Un metodo comune e affidabile per l’analisi del Cr(VI) proveniente da un

digestato alcalino è la determinazione spettrofotometrica UV-VIS con

difenilcarbazide.

Il metodo 3060a prevede, dopo filtrazione dell’estratto, la determinazione

spettrofotometrica del Cr(VI), come complesso con la difenilcarbazide (540

nm), mediante spettrofotometria diretta (UV-Vis, EPA 7196A) o a seguito di

cromatografia ionica per isolare il Cr(VI) sotto forma di cromato (EPA 7199)

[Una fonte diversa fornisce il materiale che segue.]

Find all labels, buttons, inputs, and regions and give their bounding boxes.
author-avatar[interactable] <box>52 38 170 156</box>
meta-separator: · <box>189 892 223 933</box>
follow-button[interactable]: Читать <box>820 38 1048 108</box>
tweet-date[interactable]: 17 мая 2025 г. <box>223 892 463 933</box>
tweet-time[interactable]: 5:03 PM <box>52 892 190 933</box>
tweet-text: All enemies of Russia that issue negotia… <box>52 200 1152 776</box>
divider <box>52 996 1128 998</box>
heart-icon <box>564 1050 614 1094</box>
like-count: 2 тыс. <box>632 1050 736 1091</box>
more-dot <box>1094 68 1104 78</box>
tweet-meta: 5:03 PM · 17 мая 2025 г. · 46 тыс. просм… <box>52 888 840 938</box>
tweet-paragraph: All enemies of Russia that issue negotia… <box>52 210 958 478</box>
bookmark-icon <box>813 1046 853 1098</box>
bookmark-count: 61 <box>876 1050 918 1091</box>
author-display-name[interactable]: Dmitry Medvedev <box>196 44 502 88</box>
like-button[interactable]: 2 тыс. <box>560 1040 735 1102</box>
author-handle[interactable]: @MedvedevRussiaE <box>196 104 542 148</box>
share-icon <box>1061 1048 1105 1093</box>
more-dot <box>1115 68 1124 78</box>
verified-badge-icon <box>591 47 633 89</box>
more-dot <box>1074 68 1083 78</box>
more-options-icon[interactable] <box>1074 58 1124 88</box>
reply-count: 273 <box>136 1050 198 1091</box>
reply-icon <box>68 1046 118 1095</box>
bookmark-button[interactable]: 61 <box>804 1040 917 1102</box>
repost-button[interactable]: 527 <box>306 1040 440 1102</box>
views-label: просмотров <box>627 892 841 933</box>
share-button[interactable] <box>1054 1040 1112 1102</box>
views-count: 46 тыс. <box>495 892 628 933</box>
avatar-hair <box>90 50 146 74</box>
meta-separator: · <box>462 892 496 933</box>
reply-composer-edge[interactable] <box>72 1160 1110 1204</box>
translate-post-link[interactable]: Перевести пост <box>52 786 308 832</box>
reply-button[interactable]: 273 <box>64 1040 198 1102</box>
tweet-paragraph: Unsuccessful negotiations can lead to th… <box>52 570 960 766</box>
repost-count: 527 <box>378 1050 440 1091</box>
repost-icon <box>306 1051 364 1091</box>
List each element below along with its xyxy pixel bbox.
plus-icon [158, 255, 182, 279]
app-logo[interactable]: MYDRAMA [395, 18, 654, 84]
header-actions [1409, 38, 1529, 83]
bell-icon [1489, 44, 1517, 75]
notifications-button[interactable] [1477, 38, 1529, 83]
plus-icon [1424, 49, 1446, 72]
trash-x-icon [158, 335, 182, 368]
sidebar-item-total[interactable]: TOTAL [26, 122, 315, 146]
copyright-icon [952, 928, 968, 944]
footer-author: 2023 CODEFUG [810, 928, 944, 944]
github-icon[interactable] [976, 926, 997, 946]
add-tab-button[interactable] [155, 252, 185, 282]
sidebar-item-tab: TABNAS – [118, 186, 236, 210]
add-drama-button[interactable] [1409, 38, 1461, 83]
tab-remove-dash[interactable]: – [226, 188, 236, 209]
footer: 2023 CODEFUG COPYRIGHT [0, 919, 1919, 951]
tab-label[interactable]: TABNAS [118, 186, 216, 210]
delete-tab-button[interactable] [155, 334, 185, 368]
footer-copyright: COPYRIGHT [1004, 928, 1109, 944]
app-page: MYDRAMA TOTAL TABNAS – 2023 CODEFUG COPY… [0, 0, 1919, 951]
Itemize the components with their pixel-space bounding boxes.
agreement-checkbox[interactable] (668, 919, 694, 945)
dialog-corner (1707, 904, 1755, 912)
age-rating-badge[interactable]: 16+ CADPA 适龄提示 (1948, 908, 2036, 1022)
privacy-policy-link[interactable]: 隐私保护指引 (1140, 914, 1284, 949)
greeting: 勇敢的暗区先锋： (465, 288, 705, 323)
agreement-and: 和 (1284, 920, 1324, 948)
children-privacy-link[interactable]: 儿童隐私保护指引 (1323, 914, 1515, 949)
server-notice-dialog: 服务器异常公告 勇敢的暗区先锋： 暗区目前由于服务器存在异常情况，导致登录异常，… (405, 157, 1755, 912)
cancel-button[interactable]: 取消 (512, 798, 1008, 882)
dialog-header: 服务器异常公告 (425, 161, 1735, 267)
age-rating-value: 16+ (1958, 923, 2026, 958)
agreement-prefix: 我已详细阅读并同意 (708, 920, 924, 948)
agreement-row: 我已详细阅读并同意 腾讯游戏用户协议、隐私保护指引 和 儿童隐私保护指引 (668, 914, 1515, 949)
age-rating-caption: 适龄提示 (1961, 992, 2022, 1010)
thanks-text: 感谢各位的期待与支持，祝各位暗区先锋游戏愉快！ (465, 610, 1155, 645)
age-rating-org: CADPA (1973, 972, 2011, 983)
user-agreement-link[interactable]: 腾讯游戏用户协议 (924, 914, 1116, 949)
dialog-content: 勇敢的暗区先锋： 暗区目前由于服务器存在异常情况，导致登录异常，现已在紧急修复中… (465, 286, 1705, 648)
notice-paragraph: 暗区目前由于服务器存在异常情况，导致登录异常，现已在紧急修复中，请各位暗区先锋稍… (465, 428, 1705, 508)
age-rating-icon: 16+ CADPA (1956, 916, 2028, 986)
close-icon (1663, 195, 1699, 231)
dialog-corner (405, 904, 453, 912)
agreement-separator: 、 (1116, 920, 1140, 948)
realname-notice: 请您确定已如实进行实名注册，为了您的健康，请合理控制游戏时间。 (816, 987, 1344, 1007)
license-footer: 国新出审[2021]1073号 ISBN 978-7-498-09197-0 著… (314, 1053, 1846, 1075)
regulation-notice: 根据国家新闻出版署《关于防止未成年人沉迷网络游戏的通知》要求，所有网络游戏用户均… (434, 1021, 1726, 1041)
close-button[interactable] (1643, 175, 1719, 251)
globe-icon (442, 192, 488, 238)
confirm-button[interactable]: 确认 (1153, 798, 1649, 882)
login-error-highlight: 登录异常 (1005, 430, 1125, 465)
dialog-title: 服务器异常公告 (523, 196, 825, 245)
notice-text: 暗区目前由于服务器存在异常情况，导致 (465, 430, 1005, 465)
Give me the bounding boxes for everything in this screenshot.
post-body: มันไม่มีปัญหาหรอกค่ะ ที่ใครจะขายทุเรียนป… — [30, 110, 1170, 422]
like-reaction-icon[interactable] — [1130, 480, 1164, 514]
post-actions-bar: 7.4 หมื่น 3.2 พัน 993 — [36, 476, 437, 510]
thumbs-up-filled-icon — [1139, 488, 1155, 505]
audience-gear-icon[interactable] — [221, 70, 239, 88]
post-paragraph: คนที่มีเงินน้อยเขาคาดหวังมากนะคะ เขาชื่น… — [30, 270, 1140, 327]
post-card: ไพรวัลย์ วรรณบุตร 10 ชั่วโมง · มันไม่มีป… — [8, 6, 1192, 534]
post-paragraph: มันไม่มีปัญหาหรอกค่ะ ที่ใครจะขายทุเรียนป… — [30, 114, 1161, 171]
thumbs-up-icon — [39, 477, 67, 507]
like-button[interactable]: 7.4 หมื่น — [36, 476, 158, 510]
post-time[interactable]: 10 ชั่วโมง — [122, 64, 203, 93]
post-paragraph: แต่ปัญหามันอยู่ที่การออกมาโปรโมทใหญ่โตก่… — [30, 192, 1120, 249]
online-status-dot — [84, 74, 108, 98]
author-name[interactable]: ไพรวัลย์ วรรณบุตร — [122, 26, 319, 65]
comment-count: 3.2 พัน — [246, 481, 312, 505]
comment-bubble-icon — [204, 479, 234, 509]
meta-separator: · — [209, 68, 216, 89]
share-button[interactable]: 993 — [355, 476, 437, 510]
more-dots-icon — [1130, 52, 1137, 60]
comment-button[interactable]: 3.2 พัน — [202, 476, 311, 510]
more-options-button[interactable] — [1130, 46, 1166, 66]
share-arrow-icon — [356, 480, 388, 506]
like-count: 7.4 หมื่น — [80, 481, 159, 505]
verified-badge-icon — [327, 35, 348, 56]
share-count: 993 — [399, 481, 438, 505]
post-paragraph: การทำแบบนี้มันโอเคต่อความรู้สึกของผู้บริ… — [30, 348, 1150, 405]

- EPA 7196a: in soluzione acida, il cromo esavalente viene determinato

colorimetricamente tramite reazione con difenilcarbazide, con la formazione di

un composto rosso-viola che assorbe a 540 nm. Questo metodo è semplice,

selettivo e sensibile, ma risente di interferenze quali l’assorbimento a 540 nm

di Mo(VI) e Mercurio, e la riduzione del Cr (VI) e Cr(III) a causa di composti

riducenti.

- EPA 7199: Questo metodo prevede la separazione dei composti di Cr (VI)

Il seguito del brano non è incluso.